Abstract The representation of the stratosphere and stratosphere–troposphere coupling processes is evaluated in the subseasonal Global Ensemble Forecast System, version 12 (GEFSv12), hindcasts. The GEFSv12 hindcasts develop systematic stratospheric biases with increasing lead time, including a too strong boreal wintertime stratospheric polar vortex. In the tropical stratosphere, the GEFSv12 winds and temperatures associated with the quasi-biennial oscillation (QBO) tend to decay with lead time such that they underestimate the observed amplitudes; consistently, the QBO-associated mean meridional circulation is too weak. The hindcasts predict extreme polar vortex events (including sudden stratospheric warmings and vortex intensifications) about 13–14 days in advance, and extreme lower-stratospheric eddy heat flux events about 6–10 days in advance. However, GEFSv12’s ability to predict these events is likely affected by its zonal-mean circulation biases, which increases the rates of false alarms and missed detections. Nevertheless, GEFSv12 shows stratosphere–troposphere coupling relationships that agree well with reanalysis and other subseasonal forecast systems.

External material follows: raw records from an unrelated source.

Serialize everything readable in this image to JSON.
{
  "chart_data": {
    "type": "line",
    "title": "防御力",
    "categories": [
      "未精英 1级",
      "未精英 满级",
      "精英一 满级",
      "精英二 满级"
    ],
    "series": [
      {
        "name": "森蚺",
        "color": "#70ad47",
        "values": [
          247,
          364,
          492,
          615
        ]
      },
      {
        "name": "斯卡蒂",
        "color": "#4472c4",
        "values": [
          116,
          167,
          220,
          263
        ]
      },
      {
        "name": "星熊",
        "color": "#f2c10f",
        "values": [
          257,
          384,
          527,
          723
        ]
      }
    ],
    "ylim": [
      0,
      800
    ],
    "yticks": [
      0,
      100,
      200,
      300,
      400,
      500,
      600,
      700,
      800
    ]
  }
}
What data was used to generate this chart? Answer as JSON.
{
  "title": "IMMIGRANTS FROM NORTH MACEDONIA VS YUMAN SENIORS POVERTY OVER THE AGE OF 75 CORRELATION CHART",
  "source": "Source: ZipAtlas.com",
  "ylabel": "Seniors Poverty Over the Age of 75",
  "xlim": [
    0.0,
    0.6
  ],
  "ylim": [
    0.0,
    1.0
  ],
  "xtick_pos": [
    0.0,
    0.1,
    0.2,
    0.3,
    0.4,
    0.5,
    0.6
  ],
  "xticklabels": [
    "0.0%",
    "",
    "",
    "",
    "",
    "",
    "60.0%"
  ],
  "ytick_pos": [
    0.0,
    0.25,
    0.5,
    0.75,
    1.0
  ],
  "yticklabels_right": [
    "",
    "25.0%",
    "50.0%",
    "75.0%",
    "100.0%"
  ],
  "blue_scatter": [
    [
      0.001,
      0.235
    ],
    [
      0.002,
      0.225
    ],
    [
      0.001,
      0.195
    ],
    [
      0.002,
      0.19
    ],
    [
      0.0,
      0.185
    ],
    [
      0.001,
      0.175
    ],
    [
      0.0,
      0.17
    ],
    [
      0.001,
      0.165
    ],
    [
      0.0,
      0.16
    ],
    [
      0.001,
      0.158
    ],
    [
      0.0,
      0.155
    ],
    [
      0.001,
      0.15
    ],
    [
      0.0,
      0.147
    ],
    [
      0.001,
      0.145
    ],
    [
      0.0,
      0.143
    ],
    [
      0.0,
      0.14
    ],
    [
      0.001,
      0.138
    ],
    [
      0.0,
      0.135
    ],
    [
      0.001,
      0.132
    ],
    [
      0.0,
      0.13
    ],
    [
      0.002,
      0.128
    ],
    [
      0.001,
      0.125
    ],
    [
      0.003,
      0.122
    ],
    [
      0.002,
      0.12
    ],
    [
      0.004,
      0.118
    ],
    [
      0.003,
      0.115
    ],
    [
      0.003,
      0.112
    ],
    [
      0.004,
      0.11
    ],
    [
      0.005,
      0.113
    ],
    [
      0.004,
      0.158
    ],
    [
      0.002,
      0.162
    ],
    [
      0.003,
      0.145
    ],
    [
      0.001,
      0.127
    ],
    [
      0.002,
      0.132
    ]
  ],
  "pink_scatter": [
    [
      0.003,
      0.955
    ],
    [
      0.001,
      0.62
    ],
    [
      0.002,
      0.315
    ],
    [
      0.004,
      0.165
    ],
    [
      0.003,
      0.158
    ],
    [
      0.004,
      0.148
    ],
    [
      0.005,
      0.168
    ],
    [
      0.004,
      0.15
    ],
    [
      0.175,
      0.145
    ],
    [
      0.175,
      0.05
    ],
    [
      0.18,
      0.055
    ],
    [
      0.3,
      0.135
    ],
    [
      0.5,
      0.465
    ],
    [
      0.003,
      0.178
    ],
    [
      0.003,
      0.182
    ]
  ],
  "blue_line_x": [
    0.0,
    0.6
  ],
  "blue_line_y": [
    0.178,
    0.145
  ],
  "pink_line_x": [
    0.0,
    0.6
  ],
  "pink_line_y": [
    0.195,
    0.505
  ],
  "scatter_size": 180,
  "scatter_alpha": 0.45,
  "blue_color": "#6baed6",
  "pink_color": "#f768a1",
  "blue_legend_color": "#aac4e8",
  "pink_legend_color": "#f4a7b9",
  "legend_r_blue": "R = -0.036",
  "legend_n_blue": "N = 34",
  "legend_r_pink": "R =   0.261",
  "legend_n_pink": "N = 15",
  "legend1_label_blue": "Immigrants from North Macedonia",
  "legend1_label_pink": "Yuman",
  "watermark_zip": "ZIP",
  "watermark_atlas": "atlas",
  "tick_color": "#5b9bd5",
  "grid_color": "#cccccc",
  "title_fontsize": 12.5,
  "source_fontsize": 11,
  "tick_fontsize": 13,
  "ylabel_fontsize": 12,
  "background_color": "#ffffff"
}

For instance, GEFSv12 reproduces reanalysis relationships between polar vortex strength and the Northern Annular Mode in the troposphere. It also exhibits enhanced weeks 3–5 prediction skill of the North Atlantic Oscillation index when initialized during strong and weak polar vortex states compared to neutral states. Furthermore, GEFSv12 shows significant differences in Madden–Julian oscillation (MJO) amplitudes and enhanced MJO predictive skill in week 4 during easterly versus westerly QBO phases, though these results are sensitive to the level used to define the QBO. Our results provide a baseline from which future GEFS updates may be measured.